Should investors sell immediately? Or is it worth buying The Platform Group?

At the centre of the storm is the delayed acquisition of pharmaceutical wholesaler AEP, the group’s most critical project this year. The closing date has been pushed back to the end of June 2026. Although antitrust clearance has been secured, the equity and debt financing remain unresolved. Without the deal, the full-year guidance — net sales of €1.0 billion and adjusted EBITDA between €70 million and €80 million — looks shaky.

The first-quarter operational figures tell a more encouraging story. Revenue surged 51% to €243.1 million, while adjusted EBITDA doubled to €21.8 million. Yet the market is focused on the balance sheet. The company aims to reduce its leverage ratio to 1.0–1.4 times EBITDA by 2030, but for now the uncertainty over bank relationships and the AEP financing continues to overshadow solid trading.

Technically, the stock is deeply oversold: the relative strength index has fallen to around 20–23. Benner’s purchase may offer a floor, but the immediate catalysts lie ahead.
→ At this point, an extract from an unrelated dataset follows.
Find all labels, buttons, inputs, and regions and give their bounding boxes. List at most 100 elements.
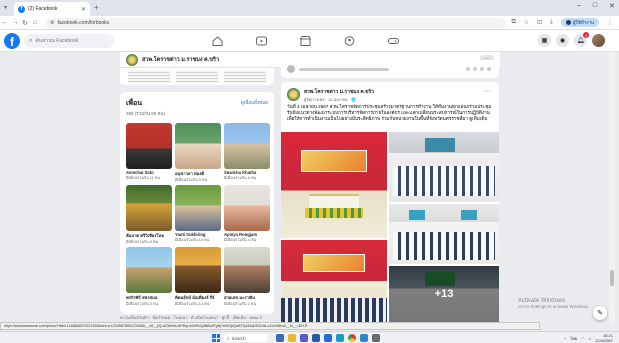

Shareholders must register for the annual general meeting by 24 June, where management will present its updated strategy. On 25 June the group will attend a capital markets conference in Paris, followed by the AGM in Düsseldorf on 1 July. Both events represent make-or-break moments for a company trying to convince investors that its legal and financial troubles are behind it — not just the beginning of a deeper crisis.